Résultat : deux semaines plus tard, Forum réfugiés pense que Soufiane est majeur. Pour un autre jeune, dans son évaluation récente que Mediacités s’est procurée, l’association s’étonne qu’il n’ait pas été marqué par des manifestations minières qui ont eu lieu, en 2017, dans la ville de Boké, en Guinée. Conséquence : l’évaluatrice émet des doutes dans ses conclusions sur la cohérence du récit du migrant et donc sur son âge déclaré.

Recul du nombre « d’évaluations positives » 

Sandrine Rodrigues, une des avocates  du barreau de Lyon les plus impliquées sur le sujet des mineurs étrangers isolés, voyait d’un bon œil la mission de Forum réfugiés. « A l’ouverture du centre en avril 2018, la loi était respectée et les évaluations concluaient très souvent à la minorité des jeunes.

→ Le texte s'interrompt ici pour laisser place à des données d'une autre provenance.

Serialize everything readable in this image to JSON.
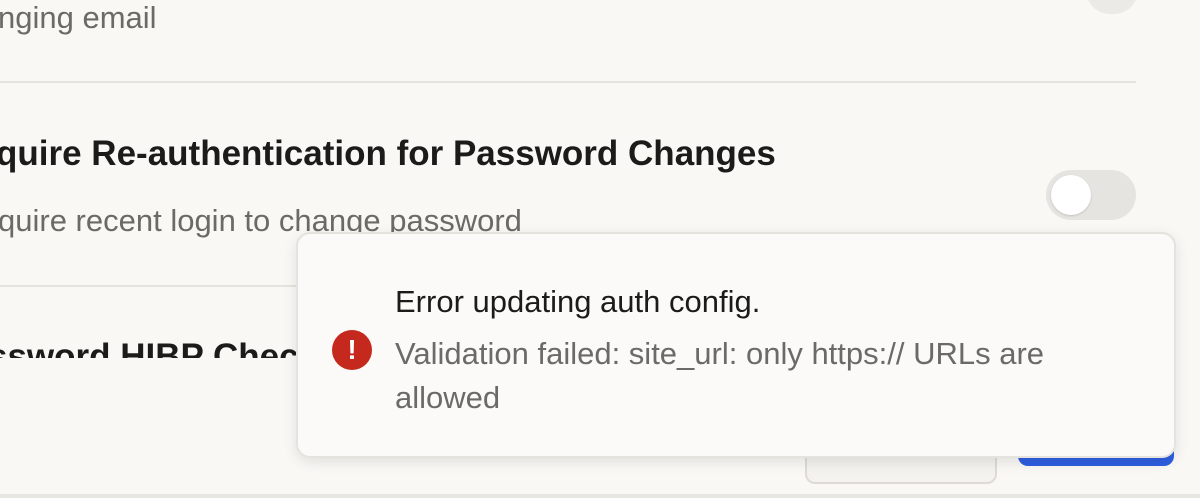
{
  "settings": {
    "prev_desc": "nging email",
    "reauth": {
      "title": "quire Re-authentication for Password Changes",
      "description": "quire recent login to change password",
      "enabled": false
    },
    "next_title_partial": "ssword HIBP Chec"
  },
  "toast": {
    "type": "error",
    "icon": "error-icon",
    "title": "Error updating auth config.",
    "message": "Validation failed: site_url: only https:// URLs are allowed"
  },
  "colors": {
    "error": "#c5281c",
    "primary": "#2f5fe0",
    "background": "#f9f8f5"
  }
}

Cela semblait correspondre à la réalité que nous constations sur le terrain, se souvient-elle. Mais dès l’été, la situation s’est dégradée. On en est aujourd’hui à deux fois moins d’évaluations positives. »                 

Cette impression est confirmée… par l’association Forum réfugiés elle-même. D’après un document interne, que Mediacités a pu consulter, 96% des évaluations concluaient à la minorité des jeunes en avril 2018. Cinq mois plus tard, ce taux était tombé à 46%. En janvier 2019, il baissait encore pour s’élever à 42%. La tendance peut s’expliquer, en partie, par un rodage de l’équipe du CMAE. Mais l’ampleur du recul du nombre de dossiers favorables interpelle. A noter qu’au départ, la Méomie ne suivait pas l’avis de l’association dans la majorité des cas. Désormais, le taux de désaccord est proche de zéro. 

« S’ils ne répondent pas bien, on juge leur récit incohérent. S’ils répondent bien, on les juge trop matures ! »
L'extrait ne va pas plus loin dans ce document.